Treatment and Prognosis

Treatment of septic arthritis is aimed at joint decompression and sterilization for the prevention of serious sequelae. Arthrocentesis is performed both to obtain fluid for diagnosis and to decompress the joint. Repeated joint aspiration may be needed after reaccumulation of fluid. Prompt surgical drainage is warranted for septic arthritic of the hip or shoulder to prevent vascular compromise and ischemic necrosis of the femoral or humoral head, respectively.

Empiric IV antibiotic therapy should be started pending culture results even in patients with negative synovial fluid Gram stain results when the combination of clinical, laboratory, and imaging studies is suggestive of septic arthritis. Initial antibiotic choice depends on the patient’s age, clinical status, and local antibiotic resistance profiles.

The duration of antibiotic therapy is dictated by the pathogen involved, site of infection, and clinical response, as evidenced by symptoms and levels of inflammatory markers. Emerging data suggest that shorter courses (10 days) of oral antibiotics after brief IV administration may be equivalent in terms of clinical outcome to a more traditional longer course (30 days) of therapy.

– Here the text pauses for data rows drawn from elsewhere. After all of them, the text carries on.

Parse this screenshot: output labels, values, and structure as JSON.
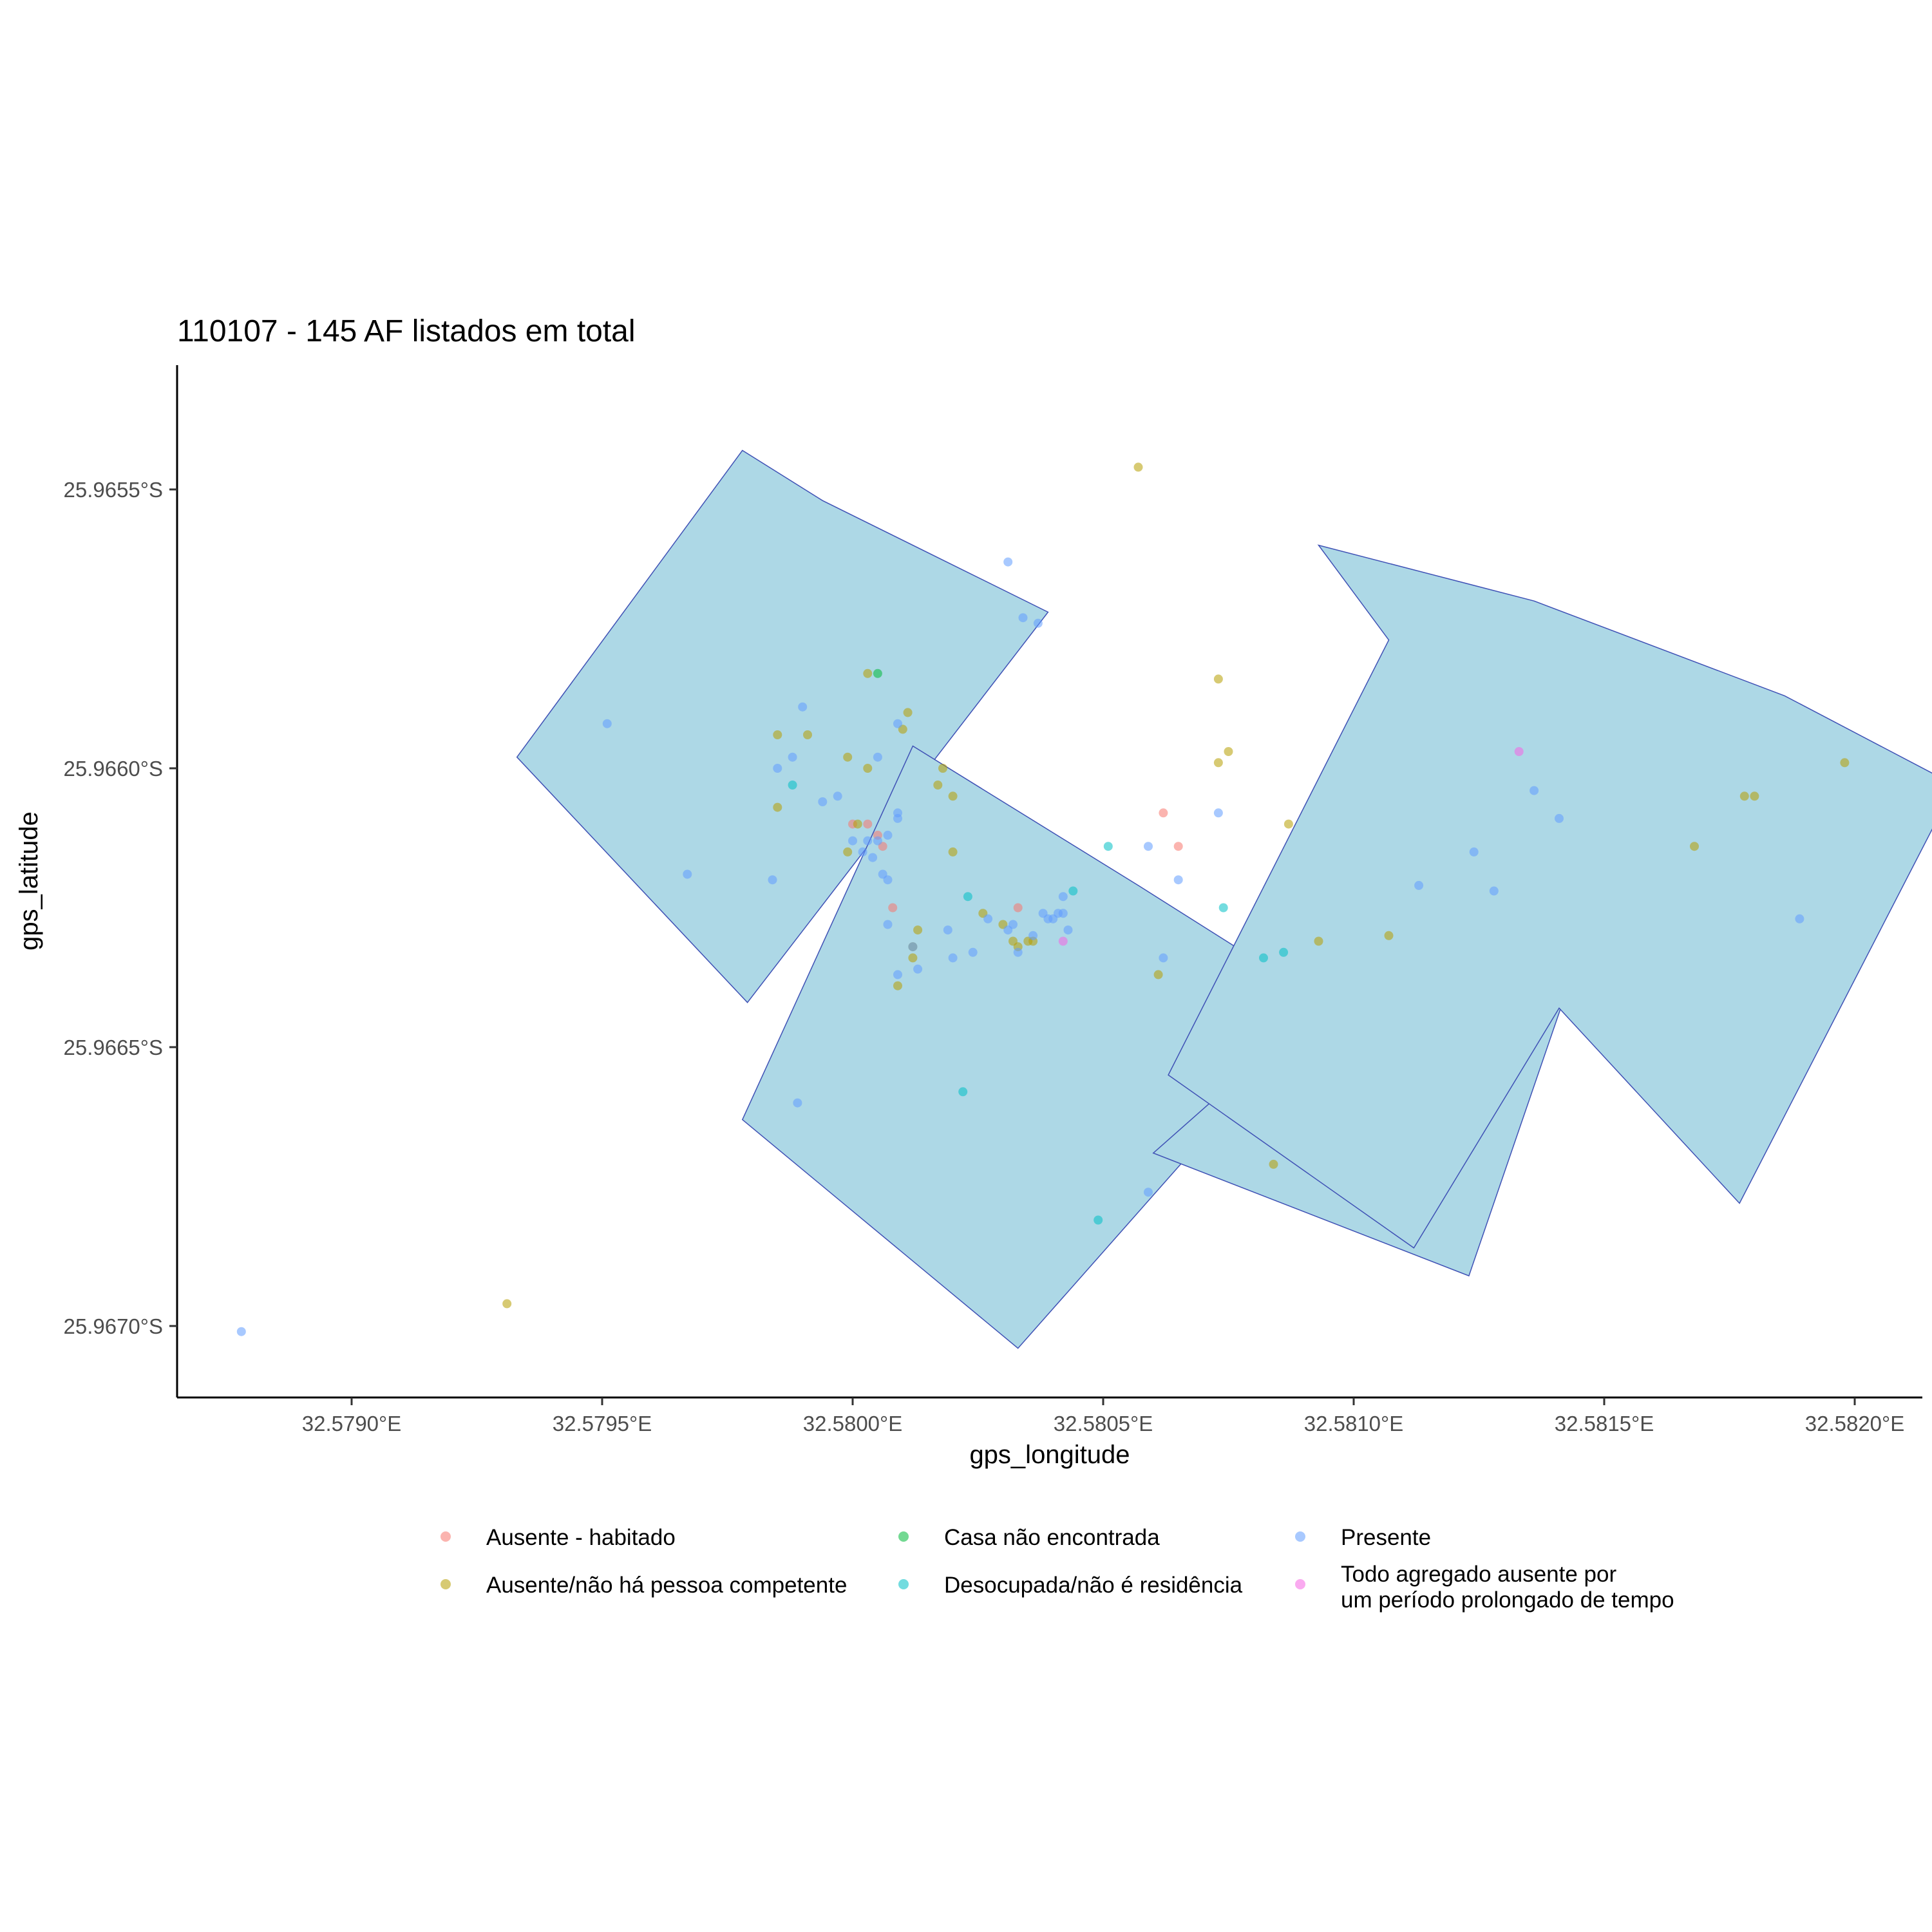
{
  "chart_data": {
    "type": "scatter",
    "title": "110107 - 145 AF listados em total",
    "xlabel": "gps_longitude",
    "ylabel": "gps_latitude",
    "xlim": [
      32.57865,
      32.58215
    ],
    "ylim": [
      -25.96725,
      -25.96536
    ],
    "x_ticks": [
      {
        "value": 32.579,
        "label": "32.5790°E"
      },
      {
        "value": 32.5795,
        "label": "32.5795°E"
      },
      {
        "value": 32.58,
        "label": "32.5800°E"
      },
      {
        "value": 32.5805,
        "label": "32.5805°E"
      },
      {
        "value": 32.581,
        "label": "32.5810°E"
      },
      {
        "value": 32.5815,
        "label": "32.5815°E"
      },
      {
        "value": 32.582,
        "label": "32.5820°E"
      }
    ],
    "y_ticks": [
      {
        "value": -25.9655,
        "label": "25.9655°S"
      },
      {
        "value": -25.966,
        "label": "25.9660°S"
      },
      {
        "value": -25.9665,
        "label": "25.9665°S"
      },
      {
        "value": -25.967,
        "label": "25.9670°S"
      }
    ],
    "grid": false,
    "legend_position": "bottom",
    "polygon_fill": "#add8e6",
    "polygon_stroke": "#3f51b5",
    "polygons": [
      [
        [
          32.57978,
          -25.96543
        ],
        [
          32.57994,
          -25.96552
        ],
        [
          32.58039,
          -25.96572
        ],
        [
          32.57979,
          -25.96642
        ],
        [
          32.57933,
          -25.96598
        ]
      ],
      [
        [
          32.58012,
          -25.96596
        ],
        [
          32.58057,
          -25.96621
        ],
        [
          32.58094,
          -25.96642
        ],
        [
          32.58033,
          -25.96704
        ],
        [
          32.57978,
          -25.96663
        ]
      ],
      [
        [
          32.58094,
          -25.96642
        ],
        [
          32.58117,
          -25.96616
        ],
        [
          32.58144,
          -25.96636
        ],
        [
          32.58123,
          -25.96691
        ],
        [
          32.5806,
          -25.96669
        ]
      ],
      [
        [
          32.58136,
          -25.9657
        ],
        [
          32.58186,
          -25.96587
        ],
        [
          32.5822,
          -25.96603
        ],
        [
          32.58177,
          -25.96678
        ],
        [
          32.58141,
          -25.96643
        ],
        [
          32.58112,
          -25.96686
        ],
        [
          32.58063,
          -25.96655
        ],
        [
          32.58107,
          -25.96577
        ],
        [
          32.58093,
          -25.9656
        ]
      ]
    ],
    "series": [
      {
        "name": "Ausente - habitado",
        "color": "#f8766d",
        "points": [
          [
            32.58,
            -25.9661
          ],
          [
            32.58003,
            -25.9661
          ],
          [
            32.58005,
            -25.96612
          ],
          [
            32.58006,
            -25.96614
          ],
          [
            32.58008,
            -25.96625
          ],
          [
            32.58033,
            -25.96625
          ],
          [
            32.58062,
            -25.96608
          ],
          [
            32.58065,
            -25.96614
          ]
        ]
      },
      {
        "name": "Ausente/não há pessoa competente",
        "color": "#b79f00",
        "points": [
          [
            32.57931,
            -25.96696
          ],
          [
            32.58012,
            -25.96634
          ],
          [
            32.5801,
            -25.96593
          ],
          [
            32.58003,
            -25.966
          ],
          [
            32.58011,
            -25.9659
          ],
          [
            32.58018,
            -25.966
          ],
          [
            32.58003,
            -25.96583
          ],
          [
            32.57985,
            -25.96594
          ],
          [
            32.57991,
            -25.96594
          ],
          [
            32.57999,
            -25.96598
          ],
          [
            32.57985,
            -25.96607
          ],
          [
            32.57999,
            -25.96615
          ],
          [
            32.58017,
            -25.96603
          ],
          [
            32.5802,
            -25.96605
          ],
          [
            32.5802,
            -25.96615
          ],
          [
            32.58026,
            -25.96626
          ],
          [
            32.5803,
            -25.96628
          ],
          [
            32.58032,
            -25.96631
          ],
          [
            32.58033,
            -25.96632
          ],
          [
            32.58035,
            -25.96631
          ],
          [
            32.58036,
            -25.96631
          ],
          [
            32.58012,
            -25.96632
          ],
          [
            32.58013,
            -25.96629
          ],
          [
            32.58073,
            -25.96584
          ],
          [
            32.58073,
            -25.96599
          ],
          [
            32.58075,
            -25.96597
          ],
          [
            32.58084,
            -25.96671
          ],
          [
            32.58087,
            -25.9661
          ],
          [
            32.58093,
            -25.96631
          ],
          [
            32.58061,
            -25.96637
          ],
          [
            32.58057,
            -25.96546
          ],
          [
            32.58107,
            -25.9663
          ],
          [
            32.58168,
            -25.96614
          ],
          [
            32.58178,
            -25.96605
          ],
          [
            32.5818,
            -25.96605
          ],
          [
            32.58198,
            -25.96599
          ],
          [
            32.58009,
            -25.96639
          ],
          [
            32.58001,
            -25.9661
          ]
        ]
      },
      {
        "name": "Casa não encontrada",
        "color": "#00ba38",
        "points": [
          [
            32.58005,
            -25.96583
          ]
        ]
      },
      {
        "name": "Desocupada/não é residência",
        "color": "#00bfc4",
        "points": [
          [
            32.57988,
            -25.96603
          ],
          [
            32.58023,
            -25.96623
          ],
          [
            32.58044,
            -25.96622
          ],
          [
            32.58051,
            -25.96614
          ],
          [
            32.58074,
            -25.96625
          ],
          [
            32.58082,
            -25.96634
          ],
          [
            32.58086,
            -25.96633
          ],
          [
            32.58022,
            -25.96658
          ],
          [
            32.58049,
            -25.96681
          ]
        ]
      },
      {
        "name": "Presente",
        "color": "#619cff",
        "points": [
          [
            32.57878,
            -25.96701
          ],
          [
            32.57951,
            -25.96592
          ],
          [
            32.57967,
            -25.96619
          ],
          [
            32.57984,
            -25.9662
          ],
          [
            32.57985,
            -25.966
          ],
          [
            32.57988,
            -25.96598
          ],
          [
            32.5799,
            -25.96589
          ],
          [
            32.57994,
            -25.96606
          ],
          [
            32.57997,
            -25.96605
          ],
          [
            32.58,
            -25.96613
          ],
          [
            32.58002,
            -25.96615
          ],
          [
            32.58003,
            -25.96613
          ],
          [
            32.58004,
            -25.96616
          ],
          [
            32.58005,
            -25.96613
          ],
          [
            32.58006,
            -25.96619
          ],
          [
            32.58007,
            -25.9662
          ],
          [
            32.58007,
            -25.96628
          ],
          [
            32.58007,
            -25.96612
          ],
          [
            32.58009,
            -25.96608
          ],
          [
            32.58009,
            -25.96609
          ],
          [
            32.58009,
            -25.96592
          ],
          [
            32.58009,
            -25.96637
          ],
          [
            32.58012,
            -25.96632
          ],
          [
            32.58013,
            -25.96636
          ],
          [
            32.58019,
            -25.96629
          ],
          [
            32.58024,
            -25.96633
          ],
          [
            32.58027,
            -25.96627
          ],
          [
            32.58031,
            -25.96563
          ],
          [
            32.58031,
            -25.96629
          ],
          [
            32.58032,
            -25.96628
          ],
          [
            32.58033,
            -25.96633
          ],
          [
            32.58034,
            -25.96573
          ],
          [
            32.58036,
            -25.9663
          ],
          [
            32.58037,
            -25.96574
          ],
          [
            32.58038,
            -25.96626
          ],
          [
            32.58039,
            -25.96627
          ],
          [
            32.5804,
            -25.96627
          ],
          [
            32.58041,
            -25.96626
          ],
          [
            32.58042,
            -25.96626
          ],
          [
            32.58042,
            -25.96623
          ],
          [
            32.58043,
            -25.96629
          ],
          [
            32.58059,
            -25.96614
          ],
          [
            32.58059,
            -25.96676
          ],
          [
            32.58062,
            -25.96634
          ],
          [
            32.58065,
            -25.9662
          ],
          [
            32.58073,
            -25.96608
          ],
          [
            32.58113,
            -25.96621
          ],
          [
            32.58124,
            -25.96615
          ],
          [
            32.58128,
            -25.96622
          ],
          [
            32.58136,
            -25.96604
          ],
          [
            32.58141,
            -25.96609
          ],
          [
            32.58189,
            -25.96627
          ],
          [
            32.57989,
            -25.9666
          ],
          [
            32.5802,
            -25.96634
          ],
          [
            32.58005,
            -25.96598
          ]
        ]
      },
      {
        "name": "Todo agregado ausente por um período prolongado de tempo",
        "color": "#f564e3",
        "points": [
          [
            32.58042,
            -25.96631
          ],
          [
            32.58133,
            -25.96597
          ]
        ]
      }
    ],
    "legend": [
      {
        "line1": "Ausente - habitado",
        "line2": "",
        "color": "#f8766d"
      },
      {
        "line1": "Ausente/não há pessoa competente",
        "line2": "",
        "color": "#b79f00"
      },
      {
        "line1": "Casa não encontrada",
        "line2": "",
        "color": "#00ba38"
      },
      {
        "line1": "Desocupada/não é residência",
        "line2": "",
        "color": "#00bfc4"
      },
      {
        "line1": "Presente",
        "line2": "",
        "color": "#619cff"
      },
      {
        "line1": "Todo agregado ausente por",
        "line2": "um período prolongado de tempo",
        "color": "#f564e3"
      }
    ]
  }
}
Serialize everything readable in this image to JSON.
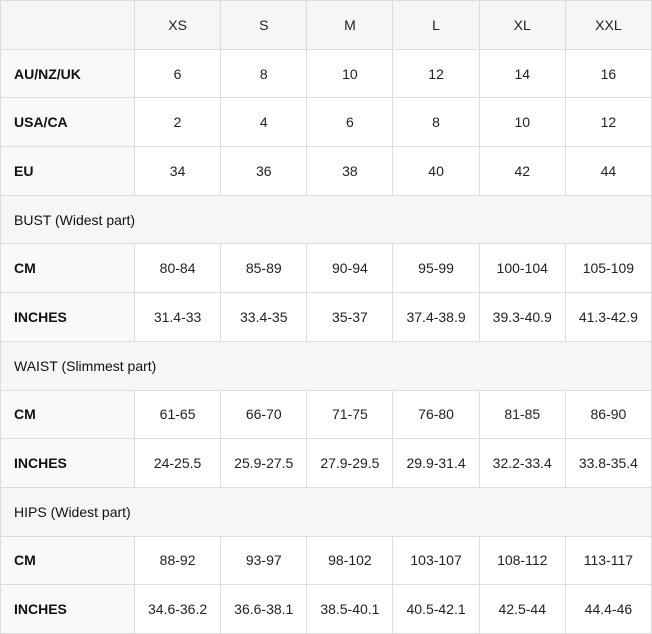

Septic arthritis leads to residual joint problems in 10% to 25% of patients. These problems include abnormal bone growth, chronic joint dislocation, joint instability, and limited range of motion. Risk factors for complications include age younger than 6 months, delay of more than 4 days in diagnosis (and thus treatment), infection of adjacent bone, infection of the hip or shoulder, and infection with S. aureus or gram-negative organisms.